Mark Turgeon could never have possibly imagined what he was watching.
His Maryland Terrapin team had been completely outplayed for the first thirty minutes of their second round NIT game against a small Denver University Pioneer team. Denver’s Princeton style offense had completely frustrated the Terps throughout the game and had made the significant Maryland height advantage a moot point.
So Turgeon did something completely out of the box in an effort to press one last button to see if his team could survive the Pioneers. He had every one of his interior players sit on the bench in favor of a five guard lineup that had never practiced together, let alone played in a game together.
Instead of employing a traditionally structured offense the Terps spread the floor and attacked Denver off the dribble incessantly the last ten minutes of the game.
While guards Seth Allen and Nick Faust attacked the basket at will, Turgeon’s true stroke of genius was saved for the role of sophomore guard Dez Wells. Wells had already enjoyed a huge couple of weeks with his stellar play attacking the basket from all angles but with the radical lineup change in place he found himself positioned solely on the block close to the basket.
And he completely took over the game.
Using the four guards and Dez attack, the Terps turned a 48-39 deficit with nine minutes remaining into a thrilling 62-52 win over a solid Denver team. For those of you scoring at home, that means they closed the game out on a 23-4 run to win the game. Wells scored nine points in that stretch and anchored Maryland on the backboards.
You never really know what kind of play will change the direction of a game like this but, in retrospect, this one was easy to figure after the fact.
With Maryland trailing by 48-39 inside the nine minute mark Allen missed a contested jumper and it was rebounded by Denver guard Royce O’Neale. After the rebound, Maryland’s Jake Layman reached in to try and pry the ball loose. As he did so, he was whistled for a foul. Simultaneously, O’Neale threw an elbow that landed squarely on Layman’s jaw, buckling his knees.

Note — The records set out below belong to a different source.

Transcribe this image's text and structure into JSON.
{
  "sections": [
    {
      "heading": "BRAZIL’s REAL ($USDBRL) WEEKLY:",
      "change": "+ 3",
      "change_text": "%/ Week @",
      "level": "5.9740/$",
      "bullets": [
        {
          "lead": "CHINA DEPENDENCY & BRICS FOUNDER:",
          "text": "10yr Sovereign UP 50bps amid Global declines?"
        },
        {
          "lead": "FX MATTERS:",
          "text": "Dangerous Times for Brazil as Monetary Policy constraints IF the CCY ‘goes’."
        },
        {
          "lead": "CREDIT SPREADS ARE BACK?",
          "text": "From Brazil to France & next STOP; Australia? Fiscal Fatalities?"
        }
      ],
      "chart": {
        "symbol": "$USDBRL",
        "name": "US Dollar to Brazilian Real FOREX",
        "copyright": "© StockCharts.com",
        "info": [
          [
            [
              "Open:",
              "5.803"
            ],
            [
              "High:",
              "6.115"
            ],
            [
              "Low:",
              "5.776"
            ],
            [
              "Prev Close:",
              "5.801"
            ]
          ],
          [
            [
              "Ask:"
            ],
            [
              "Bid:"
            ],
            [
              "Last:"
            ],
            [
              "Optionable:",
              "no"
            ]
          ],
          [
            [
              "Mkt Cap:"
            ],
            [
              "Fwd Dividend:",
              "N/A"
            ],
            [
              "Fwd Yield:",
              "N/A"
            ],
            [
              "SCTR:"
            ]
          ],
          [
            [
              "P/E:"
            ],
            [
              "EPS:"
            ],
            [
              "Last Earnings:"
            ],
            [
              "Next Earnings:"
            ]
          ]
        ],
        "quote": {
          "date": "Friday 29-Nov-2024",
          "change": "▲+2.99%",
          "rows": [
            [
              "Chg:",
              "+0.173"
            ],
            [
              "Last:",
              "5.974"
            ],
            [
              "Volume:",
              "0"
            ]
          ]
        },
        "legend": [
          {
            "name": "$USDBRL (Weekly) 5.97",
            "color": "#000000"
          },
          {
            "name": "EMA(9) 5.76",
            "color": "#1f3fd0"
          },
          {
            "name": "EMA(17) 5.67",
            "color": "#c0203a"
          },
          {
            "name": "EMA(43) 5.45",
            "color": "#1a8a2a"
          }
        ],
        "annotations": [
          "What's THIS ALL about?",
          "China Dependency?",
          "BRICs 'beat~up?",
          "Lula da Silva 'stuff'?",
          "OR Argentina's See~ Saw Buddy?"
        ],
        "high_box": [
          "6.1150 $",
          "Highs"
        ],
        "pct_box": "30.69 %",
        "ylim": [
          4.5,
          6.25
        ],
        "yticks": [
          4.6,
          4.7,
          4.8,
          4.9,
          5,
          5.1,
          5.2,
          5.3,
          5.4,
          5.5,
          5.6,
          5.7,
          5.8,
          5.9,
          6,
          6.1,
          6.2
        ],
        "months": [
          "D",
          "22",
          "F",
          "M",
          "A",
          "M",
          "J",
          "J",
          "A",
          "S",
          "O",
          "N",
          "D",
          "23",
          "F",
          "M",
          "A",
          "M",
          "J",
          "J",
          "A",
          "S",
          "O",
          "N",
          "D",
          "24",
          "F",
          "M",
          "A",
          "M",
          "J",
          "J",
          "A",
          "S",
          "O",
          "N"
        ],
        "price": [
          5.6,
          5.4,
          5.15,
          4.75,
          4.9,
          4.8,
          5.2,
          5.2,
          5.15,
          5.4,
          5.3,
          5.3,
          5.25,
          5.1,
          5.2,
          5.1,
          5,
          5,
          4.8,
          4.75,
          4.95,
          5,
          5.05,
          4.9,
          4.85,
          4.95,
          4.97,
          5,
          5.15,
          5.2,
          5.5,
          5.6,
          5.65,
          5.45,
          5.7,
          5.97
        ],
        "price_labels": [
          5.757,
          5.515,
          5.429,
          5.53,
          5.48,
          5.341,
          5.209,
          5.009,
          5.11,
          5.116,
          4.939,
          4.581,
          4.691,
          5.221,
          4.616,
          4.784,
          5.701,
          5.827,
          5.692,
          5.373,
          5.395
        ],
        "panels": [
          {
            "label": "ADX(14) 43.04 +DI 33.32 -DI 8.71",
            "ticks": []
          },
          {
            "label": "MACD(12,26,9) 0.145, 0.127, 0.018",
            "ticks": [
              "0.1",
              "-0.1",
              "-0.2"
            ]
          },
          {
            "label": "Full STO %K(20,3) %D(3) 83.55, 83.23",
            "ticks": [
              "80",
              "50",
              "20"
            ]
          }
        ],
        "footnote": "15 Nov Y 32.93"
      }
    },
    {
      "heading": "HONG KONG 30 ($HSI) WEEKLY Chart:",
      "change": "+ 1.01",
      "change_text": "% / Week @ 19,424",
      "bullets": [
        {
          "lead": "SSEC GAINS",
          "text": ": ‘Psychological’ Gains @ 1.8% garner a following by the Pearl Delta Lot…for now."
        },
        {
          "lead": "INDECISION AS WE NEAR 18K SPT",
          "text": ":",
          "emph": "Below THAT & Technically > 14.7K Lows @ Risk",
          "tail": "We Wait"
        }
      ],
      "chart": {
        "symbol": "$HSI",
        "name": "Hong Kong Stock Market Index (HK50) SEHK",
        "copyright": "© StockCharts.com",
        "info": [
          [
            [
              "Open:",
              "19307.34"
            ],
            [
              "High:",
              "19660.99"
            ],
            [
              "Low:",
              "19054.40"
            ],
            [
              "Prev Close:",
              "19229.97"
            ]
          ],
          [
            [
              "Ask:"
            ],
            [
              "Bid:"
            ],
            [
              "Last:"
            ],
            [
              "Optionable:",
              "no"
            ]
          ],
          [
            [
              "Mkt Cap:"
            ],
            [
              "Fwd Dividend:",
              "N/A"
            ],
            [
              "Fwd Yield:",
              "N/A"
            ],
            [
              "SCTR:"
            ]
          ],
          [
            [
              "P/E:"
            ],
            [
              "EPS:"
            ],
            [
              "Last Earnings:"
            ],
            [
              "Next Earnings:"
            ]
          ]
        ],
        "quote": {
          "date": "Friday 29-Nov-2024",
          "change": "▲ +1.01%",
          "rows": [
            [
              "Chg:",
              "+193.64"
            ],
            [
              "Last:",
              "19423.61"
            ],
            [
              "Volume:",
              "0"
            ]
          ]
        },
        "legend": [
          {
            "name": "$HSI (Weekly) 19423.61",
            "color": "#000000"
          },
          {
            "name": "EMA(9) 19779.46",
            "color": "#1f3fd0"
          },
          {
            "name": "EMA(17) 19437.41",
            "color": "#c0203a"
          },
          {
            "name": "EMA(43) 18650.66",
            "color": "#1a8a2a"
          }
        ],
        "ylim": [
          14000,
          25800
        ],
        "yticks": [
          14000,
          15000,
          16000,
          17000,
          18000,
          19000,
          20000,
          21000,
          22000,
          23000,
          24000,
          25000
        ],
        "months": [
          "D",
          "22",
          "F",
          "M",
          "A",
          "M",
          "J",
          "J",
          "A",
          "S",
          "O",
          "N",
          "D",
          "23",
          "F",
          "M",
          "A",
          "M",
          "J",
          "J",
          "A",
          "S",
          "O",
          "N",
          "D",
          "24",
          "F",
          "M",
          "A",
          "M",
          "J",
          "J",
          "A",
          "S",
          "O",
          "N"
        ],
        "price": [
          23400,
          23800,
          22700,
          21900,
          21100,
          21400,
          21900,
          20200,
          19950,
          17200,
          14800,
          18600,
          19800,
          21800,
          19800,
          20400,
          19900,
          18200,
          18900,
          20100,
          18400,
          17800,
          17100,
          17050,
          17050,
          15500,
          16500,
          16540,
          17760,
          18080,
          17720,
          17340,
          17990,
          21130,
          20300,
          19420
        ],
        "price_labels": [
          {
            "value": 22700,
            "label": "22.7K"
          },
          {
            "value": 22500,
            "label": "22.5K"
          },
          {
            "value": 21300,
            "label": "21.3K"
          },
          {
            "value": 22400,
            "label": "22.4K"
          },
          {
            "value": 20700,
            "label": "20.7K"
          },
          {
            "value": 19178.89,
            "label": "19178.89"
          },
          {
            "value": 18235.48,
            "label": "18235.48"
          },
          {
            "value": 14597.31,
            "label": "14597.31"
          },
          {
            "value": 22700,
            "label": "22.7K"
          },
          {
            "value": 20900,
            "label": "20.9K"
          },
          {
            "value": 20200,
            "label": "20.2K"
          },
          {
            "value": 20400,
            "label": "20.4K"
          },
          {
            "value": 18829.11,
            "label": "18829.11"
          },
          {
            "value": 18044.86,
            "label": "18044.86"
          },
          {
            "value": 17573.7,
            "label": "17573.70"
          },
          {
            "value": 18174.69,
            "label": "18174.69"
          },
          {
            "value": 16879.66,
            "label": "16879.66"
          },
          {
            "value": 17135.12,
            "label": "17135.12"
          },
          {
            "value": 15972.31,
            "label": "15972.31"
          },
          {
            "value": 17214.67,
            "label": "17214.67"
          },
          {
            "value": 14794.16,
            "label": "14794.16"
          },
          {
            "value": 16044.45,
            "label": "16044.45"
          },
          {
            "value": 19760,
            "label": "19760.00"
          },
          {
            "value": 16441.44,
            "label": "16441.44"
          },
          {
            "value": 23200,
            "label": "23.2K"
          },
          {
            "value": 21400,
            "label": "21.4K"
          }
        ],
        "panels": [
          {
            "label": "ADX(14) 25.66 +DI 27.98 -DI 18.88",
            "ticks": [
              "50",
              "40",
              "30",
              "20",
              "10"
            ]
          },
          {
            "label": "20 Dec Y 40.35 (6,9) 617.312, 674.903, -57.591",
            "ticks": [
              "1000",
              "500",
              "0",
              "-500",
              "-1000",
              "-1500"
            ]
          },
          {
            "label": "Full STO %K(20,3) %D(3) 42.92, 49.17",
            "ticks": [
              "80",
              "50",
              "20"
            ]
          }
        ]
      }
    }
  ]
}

As per NCAA rule, the officials took a look at the replay and ruled the elbow to be a Flagrant One foul. After O’Neale’s bonus opportunity on the Denver end, the Terps would have two free throws of their own and get the basketball out of bounds.
With the Pioneers holding that nine point lead, O’Neale missed the front end of his opportunity. Faust responded to that by swishing a pair on the Maryland end and by adding another free throw on the ensuing possession. Instead of Denver being able to increase the lead to 11, the Terps had pared the lead to six after the foul shots.
In addition to the lead dwindling, the small Maryland crowd was now fully invested in the game as a result of the foul.
In the five minutes after the foul was called, the Terps went on a 14-2 run to seize a 53-50 lead. After Denver scored to cut the lead back to one at 53-52 at the three minute mark, the Terps went on a “nails in the coffin” 9-0 run to close out the Pioneers and the game.
The win improved the Terps to 24-12 on the season and set up a date next Tuesday against the winner of the Stanford-Alabama game scheduled for Saturday. The winner of that game earns the chance to play in Madison Square Garden in the tournament semifinals.